In this he was mindful of the work of medieval and classical philosophers, especially Diodorus Cronos of Iasus, Asia Minor.  It might be noted that in Prior's work, possible worlds, past time and future time required separate philosophical accounts.

After two years back in NZ, we came back to the UK, where he spent the last 11 years of his life, eight in Manchester as a Professor, and then three years in Oxford as a don.

Those last 11 years saw more writings on the logic of time and tense, and a number of posthumous writings were published, including ‘Worlds, Times and Selves’, talking additionally on identity.  He also addressed the issue of whether events can be treated as ‘things’, and this discussion appeared in another posthumous book “Objects of Thought”.

As regards the man we can say that after his time in the RNZAF he would tell 'shaggy dog' stories he'd learnt in the Air Force to a spellbound party audience, where he would get thoroughly 'sozzled'. He made an excellent harvest of elderberry wine and cider from Farmhouse Fare, the Farmers' Weekly cookery book with fruit from Shropshire, and also went in for homebrewing.  He was very fond of canal boating, and would steer the boat barefoot.
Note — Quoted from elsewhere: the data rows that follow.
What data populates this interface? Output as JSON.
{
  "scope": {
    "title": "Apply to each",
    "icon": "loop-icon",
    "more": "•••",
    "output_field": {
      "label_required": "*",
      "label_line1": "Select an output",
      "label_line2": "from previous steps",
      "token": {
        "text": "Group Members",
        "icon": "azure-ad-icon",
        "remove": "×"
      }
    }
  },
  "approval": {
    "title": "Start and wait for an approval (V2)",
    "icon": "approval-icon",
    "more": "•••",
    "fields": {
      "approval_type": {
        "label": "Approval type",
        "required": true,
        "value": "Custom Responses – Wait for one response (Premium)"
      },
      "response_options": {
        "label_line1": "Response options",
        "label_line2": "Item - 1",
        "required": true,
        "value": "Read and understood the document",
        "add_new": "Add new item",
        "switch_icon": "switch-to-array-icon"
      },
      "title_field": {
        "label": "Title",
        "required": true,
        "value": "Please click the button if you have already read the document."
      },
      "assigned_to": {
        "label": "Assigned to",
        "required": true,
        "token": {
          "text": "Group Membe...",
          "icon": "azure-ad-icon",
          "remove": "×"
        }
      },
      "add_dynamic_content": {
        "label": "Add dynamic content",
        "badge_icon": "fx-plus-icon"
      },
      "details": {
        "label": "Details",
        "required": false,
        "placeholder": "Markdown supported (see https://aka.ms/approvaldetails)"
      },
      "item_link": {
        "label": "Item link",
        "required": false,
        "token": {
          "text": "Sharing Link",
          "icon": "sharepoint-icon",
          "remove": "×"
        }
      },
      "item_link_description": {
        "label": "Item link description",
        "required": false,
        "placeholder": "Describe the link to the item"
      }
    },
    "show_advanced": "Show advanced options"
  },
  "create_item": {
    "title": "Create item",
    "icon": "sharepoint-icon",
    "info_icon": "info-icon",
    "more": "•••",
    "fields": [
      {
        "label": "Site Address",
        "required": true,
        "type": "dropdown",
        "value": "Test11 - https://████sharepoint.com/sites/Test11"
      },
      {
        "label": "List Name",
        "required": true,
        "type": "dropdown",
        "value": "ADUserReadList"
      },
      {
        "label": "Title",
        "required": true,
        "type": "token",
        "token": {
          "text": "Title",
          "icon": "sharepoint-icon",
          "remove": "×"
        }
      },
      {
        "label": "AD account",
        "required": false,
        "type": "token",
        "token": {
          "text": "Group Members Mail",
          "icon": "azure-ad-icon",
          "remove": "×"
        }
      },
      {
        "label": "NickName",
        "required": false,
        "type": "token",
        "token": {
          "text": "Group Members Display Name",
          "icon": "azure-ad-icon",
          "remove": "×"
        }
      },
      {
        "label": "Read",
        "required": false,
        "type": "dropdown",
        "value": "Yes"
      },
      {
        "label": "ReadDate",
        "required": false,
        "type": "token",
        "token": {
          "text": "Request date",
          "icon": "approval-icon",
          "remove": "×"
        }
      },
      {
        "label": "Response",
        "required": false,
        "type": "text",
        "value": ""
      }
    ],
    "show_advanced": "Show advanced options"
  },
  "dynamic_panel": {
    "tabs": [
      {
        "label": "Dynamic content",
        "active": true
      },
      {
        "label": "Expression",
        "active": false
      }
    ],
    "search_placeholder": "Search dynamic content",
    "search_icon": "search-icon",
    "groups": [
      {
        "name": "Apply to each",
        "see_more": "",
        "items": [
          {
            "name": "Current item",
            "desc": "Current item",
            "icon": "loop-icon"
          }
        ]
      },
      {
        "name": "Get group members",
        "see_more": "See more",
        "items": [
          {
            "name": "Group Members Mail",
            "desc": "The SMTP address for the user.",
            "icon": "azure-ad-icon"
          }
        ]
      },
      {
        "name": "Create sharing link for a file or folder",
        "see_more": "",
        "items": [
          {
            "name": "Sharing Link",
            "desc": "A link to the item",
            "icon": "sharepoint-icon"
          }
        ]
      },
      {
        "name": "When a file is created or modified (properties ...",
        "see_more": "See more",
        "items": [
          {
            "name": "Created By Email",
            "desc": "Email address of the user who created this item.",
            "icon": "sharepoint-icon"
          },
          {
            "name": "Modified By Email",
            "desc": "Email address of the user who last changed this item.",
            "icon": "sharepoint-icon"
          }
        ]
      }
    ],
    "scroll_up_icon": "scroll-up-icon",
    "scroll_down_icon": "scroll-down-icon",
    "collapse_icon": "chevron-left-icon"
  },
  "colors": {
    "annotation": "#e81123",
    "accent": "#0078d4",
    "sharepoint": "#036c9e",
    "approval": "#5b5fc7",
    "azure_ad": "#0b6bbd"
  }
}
Sadly he never knew "Bruce's Song", the Monty Python Aussie philosophers' song, of which extracts:

"Aristotle, Aristotle was a bugger for the bottle,
Hobbes was fond of his dram,
And Rene Descartes was a drunken fart: 'I drink, therefore I am'
Yes, Socrates, himself, is particularly missed;
A lovely little thinker but a bugger when he's pissed!"

However it is believed that he would have given an excellent interpretation. He admired Old Parr, the Oldest Man in England in the reign of Charles II who had to do penance for adultery at the age of 103 (or thereabouts).